Com mais de duas décadas de trajetória marcada pela pesquisa cênica, valorização da identidade regional e descentralização do acesso à cultura, o Grupo UBU iniciou nesta terça-feira (26) a circulação do seu mais novo projeto, “Escambo UBU – Narrativas e Pertencimentos”. Com intérprete de Libras, a iniciativa levará teatro, atividades pedagógicas e ações formativas para 8 escolas da rede pública de Campo Grande, aproximando estudantes e educadores da produção teatral sul-mato-grossense.
A abertura da programação foi na Escola Municipal Dr. Tertuliano Meirelles, no bairro Caiçara, com duas apresentações do espetáculo infantil “Pelega e Porca Prenha – Episódio: Na Mata do Pequi”.
A circulação segue ao longo da semana. Na quarta-feira (27), o grupo estará na Escola Municipal Nagen Jorge Saad, no bairro Tijuca, com sessões às 9h15 e 10h. Já na quinta-feira (28), o projeto chega à Escola Municipal Plínio Mendes, no Guanandi, com apresentações às 9h e 10h, na sexta-feira (29), o grupo estará na Escola Municipal Cel.

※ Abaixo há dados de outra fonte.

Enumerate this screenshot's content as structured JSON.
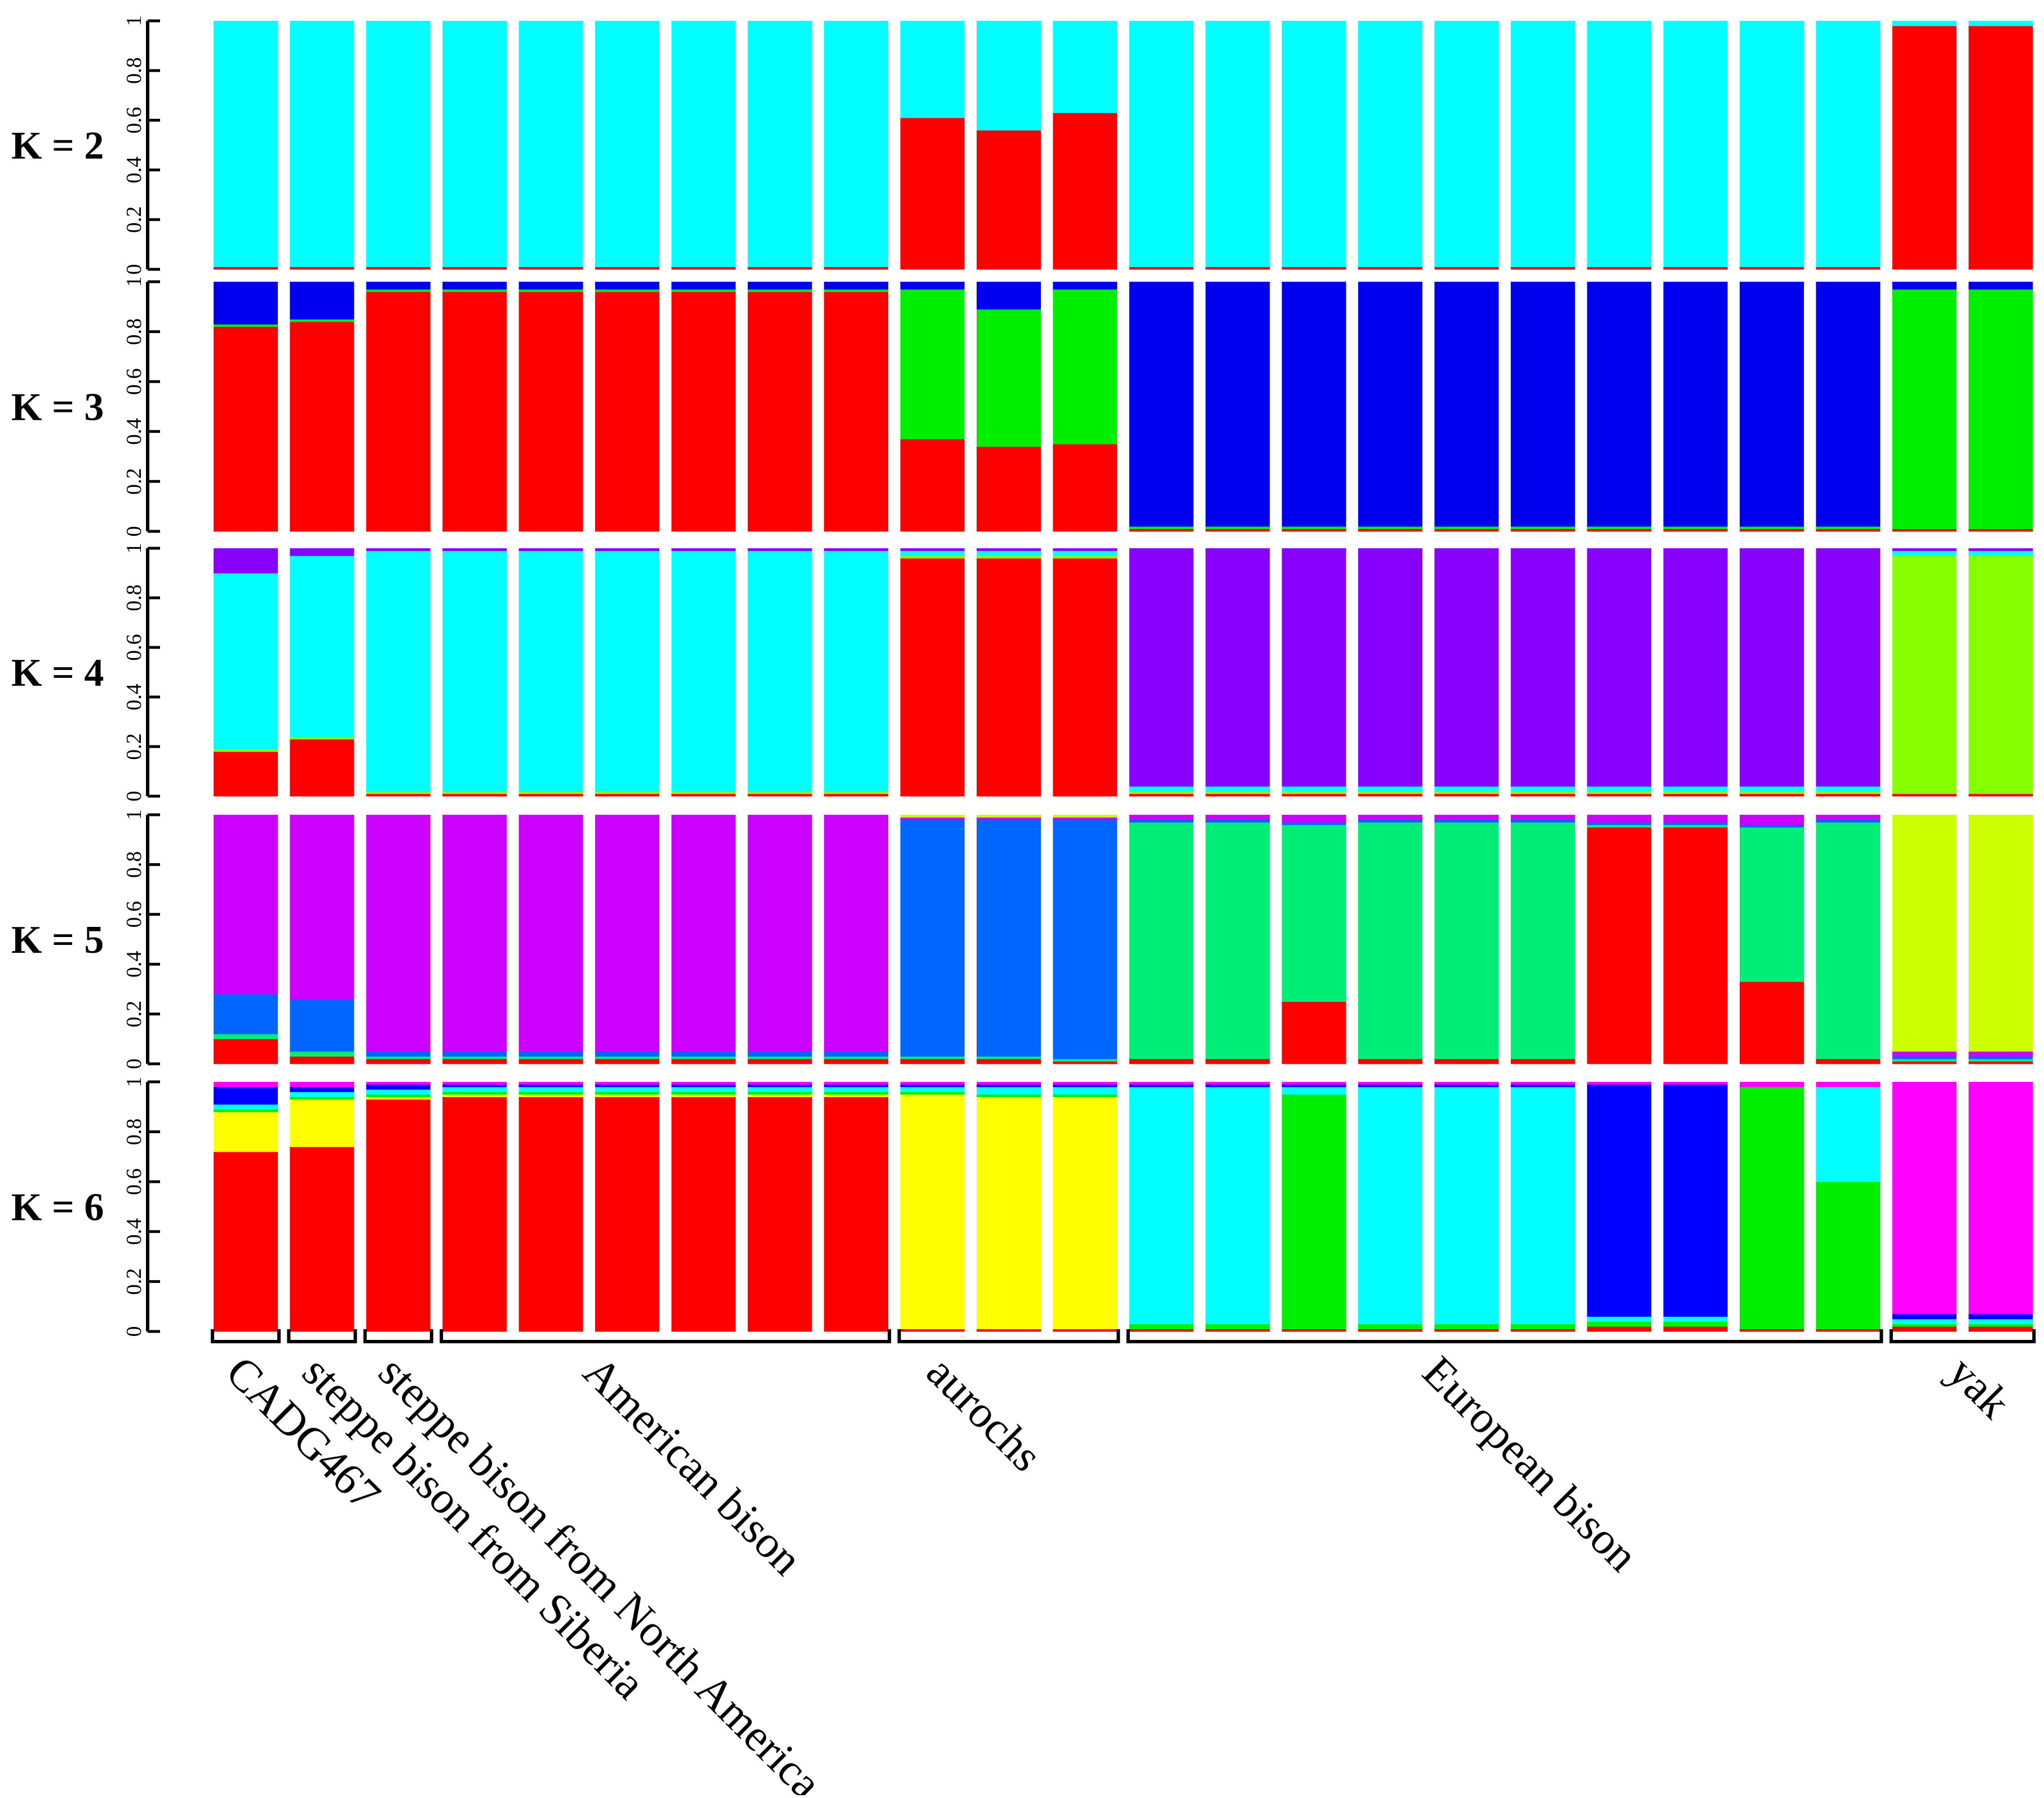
{
  "chart_data": {
    "type": "stacked-bar",
    "title": "",
    "description_of_axes": "Each panel: ancestry proportion (0-1) per individual sample; individuals grouped by population",
    "y_ticks": [
      {
        "value": 0,
        "label": "0"
      },
      {
        "value": 0.2,
        "label": "0.2"
      },
      {
        "value": 0.4,
        "label": "0.4"
      },
      {
        "value": 0.6,
        "label": "0.6"
      },
      {
        "value": 0.8,
        "label": "0.8"
      },
      {
        "value": 1,
        "label": "1"
      }
    ],
    "ylim": [
      0,
      1
    ],
    "groups": [
      {
        "name": "CADG467",
        "start": 0,
        "end": 0
      },
      {
        "name": "steppe bison from Siberia",
        "start": 1,
        "end": 1
      },
      {
        "name": "steppe bison from North America",
        "start": 2,
        "end": 2
      },
      {
        "name": "American bison",
        "start": 3,
        "end": 8
      },
      {
        "name": "aurochs",
        "start": 9,
        "end": 11
      },
      {
        "name": "European bison",
        "start": 12,
        "end": 21
      },
      {
        "name": "yak",
        "start": 22,
        "end": 23
      }
    ],
    "panels": [
      {
        "label": "K = 2",
        "components": [
          "red",
          "cyan"
        ],
        "colors": {
          "red": "#ff0000",
          "cyan": "#00ffff"
        },
        "samples": [
          [
            0.01,
            0.99
          ],
          [
            0.01,
            0.99
          ],
          [
            0.01,
            0.99
          ],
          [
            0.01,
            0.99
          ],
          [
            0.01,
            0.99
          ],
          [
            0.01,
            0.99
          ],
          [
            0.01,
            0.99
          ],
          [
            0.01,
            0.99
          ],
          [
            0.01,
            0.99
          ],
          [
            0.61,
            0.39
          ],
          [
            0.56,
            0.44
          ],
          [
            0.63,
            0.37
          ],
          [
            0.01,
            0.99
          ],
          [
            0.01,
            0.99
          ],
          [
            0.01,
            0.99
          ],
          [
            0.01,
            0.99
          ],
          [
            0.01,
            0.99
          ],
          [
            0.01,
            0.99
          ],
          [
            0.01,
            0.99
          ],
          [
            0.01,
            0.99
          ],
          [
            0.01,
            0.99
          ],
          [
            0.01,
            0.99
          ],
          [
            0.98,
            0.02
          ],
          [
            0.98,
            0.02
          ]
        ]
      },
      {
        "label": "K = 3",
        "components": [
          "red",
          "green",
          "blue"
        ],
        "colors": {
          "red": "#ff0000",
          "green": "#00ee00",
          "blue": "#0000ee"
        },
        "samples": [
          [
            0.82,
            0.01,
            0.17
          ],
          [
            0.84,
            0.01,
            0.15
          ],
          [
            0.96,
            0.01,
            0.03
          ],
          [
            0.96,
            0.01,
            0.03
          ],
          [
            0.96,
            0.01,
            0.03
          ],
          [
            0.96,
            0.01,
            0.03
          ],
          [
            0.96,
            0.01,
            0.03
          ],
          [
            0.96,
            0.01,
            0.03
          ],
          [
            0.96,
            0.01,
            0.03
          ],
          [
            0.37,
            0.6,
            0.03
          ],
          [
            0.34,
            0.55,
            0.11
          ],
          [
            0.35,
            0.62,
            0.03
          ],
          [
            0.01,
            0.01,
            0.98
          ],
          [
            0.01,
            0.01,
            0.98
          ],
          [
            0.01,
            0.01,
            0.98
          ],
          [
            0.01,
            0.01,
            0.98
          ],
          [
            0.01,
            0.01,
            0.98
          ],
          [
            0.01,
            0.01,
            0.98
          ],
          [
            0.01,
            0.01,
            0.98
          ],
          [
            0.01,
            0.01,
            0.98
          ],
          [
            0.01,
            0.01,
            0.98
          ],
          [
            0.01,
            0.01,
            0.98
          ],
          [
            0.01,
            0.96,
            0.03
          ],
          [
            0.01,
            0.96,
            0.03
          ]
        ]
      },
      {
        "label": "K = 4",
        "components": [
          "red",
          "green",
          "cyan",
          "purple"
        ],
        "colors": {
          "red": "#ff0000",
          "green": "#88ff00",
          "cyan": "#00ffff",
          "purple": "#8800ff"
        },
        "samples": [
          [
            0.18,
            0.01,
            0.71,
            0.1
          ],
          [
            0.23,
            0.01,
            0.73,
            0.03
          ],
          [
            0.01,
            0.01,
            0.97,
            0.01
          ],
          [
            0.01,
            0.01,
            0.97,
            0.01
          ],
          [
            0.01,
            0.01,
            0.97,
            0.01
          ],
          [
            0.01,
            0.01,
            0.97,
            0.01
          ],
          [
            0.01,
            0.01,
            0.97,
            0.01
          ],
          [
            0.01,
            0.01,
            0.97,
            0.01
          ],
          [
            0.01,
            0.01,
            0.97,
            0.01
          ],
          [
            0.96,
            0.01,
            0.02,
            0.01
          ],
          [
            0.96,
            0.01,
            0.02,
            0.01
          ],
          [
            0.96,
            0.01,
            0.02,
            0.01
          ],
          [
            0.01,
            0.01,
            0.02,
            0.96
          ],
          [
            0.01,
            0.01,
            0.02,
            0.96
          ],
          [
            0.01,
            0.01,
            0.02,
            0.96
          ],
          [
            0.01,
            0.01,
            0.02,
            0.96
          ],
          [
            0.01,
            0.01,
            0.02,
            0.96
          ],
          [
            0.01,
            0.01,
            0.02,
            0.96
          ],
          [
            0.01,
            0.01,
            0.02,
            0.96
          ],
          [
            0.01,
            0.01,
            0.02,
            0.96
          ],
          [
            0.01,
            0.01,
            0.02,
            0.96
          ],
          [
            0.01,
            0.01,
            0.02,
            0.96
          ],
          [
            0.01,
            0.96,
            0.02,
            0.01
          ],
          [
            0.01,
            0.96,
            0.02,
            0.01
          ]
        ]
      },
      {
        "label": "K = 5",
        "components": [
          "red",
          "green",
          "blue",
          "purple",
          "lime"
        ],
        "colors": {
          "red": "#ff0000",
          "green": "#00ee77",
          "blue": "#0066ff",
          "purple": "#cc00ff",
          "lime": "#ccff00"
        },
        "samples": [
          [
            0.1,
            0.02,
            0.16,
            0.72,
            0.0
          ],
          [
            0.03,
            0.02,
            0.21,
            0.74,
            0.0
          ],
          [
            0.02,
            0.01,
            0.02,
            0.95,
            0.0
          ],
          [
            0.02,
            0.01,
            0.02,
            0.95,
            0.0
          ],
          [
            0.02,
            0.01,
            0.02,
            0.95,
            0.0
          ],
          [
            0.02,
            0.01,
            0.02,
            0.95,
            0.0
          ],
          [
            0.02,
            0.01,
            0.02,
            0.95,
            0.0
          ],
          [
            0.02,
            0.01,
            0.02,
            0.95,
            0.0
          ],
          [
            0.02,
            0.01,
            0.02,
            0.95,
            0.0
          ],
          [
            0.02,
            0.01,
            0.95,
            0.01,
            0.01
          ],
          [
            0.02,
            0.01,
            0.95,
            0.01,
            0.01
          ],
          [
            0.01,
            0.01,
            0.96,
            0.01,
            0.01
          ],
          [
            0.02,
            0.95,
            0.01,
            0.02,
            0.0
          ],
          [
            0.02,
            0.95,
            0.01,
            0.02,
            0.0
          ],
          [
            0.25,
            0.71,
            0.01,
            0.03,
            0.0
          ],
          [
            0.02,
            0.95,
            0.01,
            0.02,
            0.0
          ],
          [
            0.02,
            0.95,
            0.01,
            0.02,
            0.0
          ],
          [
            0.02,
            0.95,
            0.01,
            0.02,
            0.0
          ],
          [
            0.95,
            0.01,
            0.01,
            0.03,
            0.0
          ],
          [
            0.95,
            0.01,
            0.01,
            0.03,
            0.0
          ],
          [
            0.33,
            0.62,
            0.01,
            0.04,
            0.0
          ],
          [
            0.02,
            0.95,
            0.01,
            0.02,
            0.0
          ],
          [
            0.01,
            0.01,
            0.01,
            0.02,
            0.95
          ],
          [
            0.01,
            0.01,
            0.01,
            0.02,
            0.95
          ]
        ]
      },
      {
        "label": "K = 6",
        "components": [
          "red",
          "yellow",
          "green",
          "cyan",
          "blue",
          "magenta"
        ],
        "colors": {
          "red": "#ff0000",
          "yellow": "#ffff00",
          "green": "#00ee00",
          "cyan": "#00ffff",
          "blue": "#0000ff",
          "magenta": "#ff00ff"
        },
        "samples": [
          [
            0.72,
            0.16,
            0.01,
            0.02,
            0.07,
            0.02
          ],
          [
            0.74,
            0.19,
            0.01,
            0.02,
            0.02,
            0.02
          ],
          [
            0.93,
            0.01,
            0.01,
            0.02,
            0.02,
            0.01
          ],
          [
            0.94,
            0.01,
            0.01,
            0.02,
            0.01,
            0.01
          ],
          [
            0.94,
            0.01,
            0.01,
            0.02,
            0.01,
            0.01
          ],
          [
            0.94,
            0.01,
            0.01,
            0.02,
            0.01,
            0.01
          ],
          [
            0.94,
            0.01,
            0.01,
            0.02,
            0.01,
            0.01
          ],
          [
            0.94,
            0.01,
            0.01,
            0.02,
            0.01,
            0.01
          ],
          [
            0.94,
            0.01,
            0.01,
            0.02,
            0.01,
            0.01
          ],
          [
            0.01,
            0.94,
            0.01,
            0.02,
            0.01,
            0.01
          ],
          [
            0.01,
            0.93,
            0.01,
            0.03,
            0.01,
            0.01
          ],
          [
            0.01,
            0.93,
            0.01,
            0.03,
            0.01,
            0.01
          ],
          [
            0.01,
            0.0,
            0.02,
            0.95,
            0.01,
            0.01
          ],
          [
            0.01,
            0.0,
            0.02,
            0.95,
            0.01,
            0.01
          ],
          [
            0.01,
            0.0,
            0.94,
            0.03,
            0.01,
            0.01
          ],
          [
            0.01,
            0.0,
            0.02,
            0.95,
            0.01,
            0.01
          ],
          [
            0.01,
            0.0,
            0.02,
            0.95,
            0.01,
            0.01
          ],
          [
            0.01,
            0.0,
            0.02,
            0.95,
            0.01,
            0.01
          ],
          [
            0.02,
            0.0,
            0.02,
            0.02,
            0.93,
            0.01
          ],
          [
            0.02,
            0.0,
            0.02,
            0.02,
            0.93,
            0.01
          ],
          [
            0.01,
            0.0,
            0.97,
            0.0,
            0.0,
            0.02
          ],
          [
            0.01,
            0.0,
            0.59,
            0.38,
            0.0,
            0.02
          ],
          [
            0.02,
            0.0,
            0.01,
            0.02,
            0.02,
            0.93
          ],
          [
            0.02,
            0.0,
            0.01,
            0.02,
            0.02,
            0.93
          ]
        ]
      }
    ]
  }
}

Sebastião Lima, na Vila Serradinho, também com duas sessões, às 9h15 e 10h. Encerrando a primeira etapa o grupo se apresenta na escola Imaculada Conceição no dia 01 de junho às 9h e 10h. A segunda etapa será realizada de 11 a 18 de junho no Paço Municipal de Campo Grande com sessões às 8h e 14h e atenderá professores, alunos e agentes das escolas municipais da Semed.
Mais do que uma temporada de apresentações, o projeto “Escambo UBU – Narrativas e Pertencimentos” propõe o teatro como espaço de cidadania, escuta e troca entre artistas, escolas e comunidades.
O diretor do Grupo UBU de Teatro, Anderson Bosh, explica que o projeto nasce da essência do grupo, que há décadas utiliza a itinerância como linguagem artística e a presença nos territórios como ferramenta de democratização cultural.
“A proposta busca ampliar o acesso à produção teatral de Mato Grosso do Sul, especialmente em regiões periféricas e contextos onde o contato com obras locais ainda é reduzido. Serão 16 apresentações gratuitas, além de atividades pedagógicas e ações formativas que aproximam crianças, jovens, adultos e educadores da produção teatral regional. Mais do que apresentar espetáculos, queremos fortalecer vínculos, despertar pertencimento e criar diálogo a partir da arte”, afirma Bosh.
Com foco na formação de plateia e no fortalecimento da identidade cultural sul-mato-grossense, o projeto será dividido em duas etapas. A primeira levará o espetáculo “Pelega e Porca Prenha – Episódio: Na Mata do Pequi” para estudantes do ensino fundamental de escolas municipais. A segunda etapa será voltada à EJA (Educação de Jovens e Adultos) professores e agentes da educação com a circulação da peça “Uma Moça da Cidade”.
Para todos
Para Anderson Bosh, a arte também cumpre um papel importante na construção de pertencimento dentro do ambiente escolar. “O teatro abre caminhos, provoca, estimula e planta uma semente. Mas quem ajuda a dar continuidade a esse processo dentro das escolas são os professores. Por isso, o projeto também aposta em oficinas, vivências e formação para educadores. O espetáculo é efêmero, mas o impacto dele pode permanecer quando a escola incorpora essa experiência no cotidiano.”
Além das apresentações, o projeto contará com duas oficinas formativas voltadas a professores de Arte e Teatro da rede pública, fortalecendo o papel dos educadores como multiplicadores culturais e ampliando o alcance pedagógico da proposta.
As atividades de mediação também integram a circulação. Com estudantes da EJA, Professores e agentes educacionais após as apresentações de “Uma Moça da Cidade”, serão realizadas rodas de conversa intituladas “Me Conta Aí Moça”, criando um espaço de diálogo sobre teatro, memória, produção artística e identidade cultural. Já com as crianças do ensino fundamental, após “Pelega e Porca Prenha – Episódio: Na Mata do Pequi”, acontece a mediação *“Conhece a Mata do Pequi?”*, atividade que incentiva os alunos a compartilharem saberes sobre lendas, oralidades e elementos da cultura regional.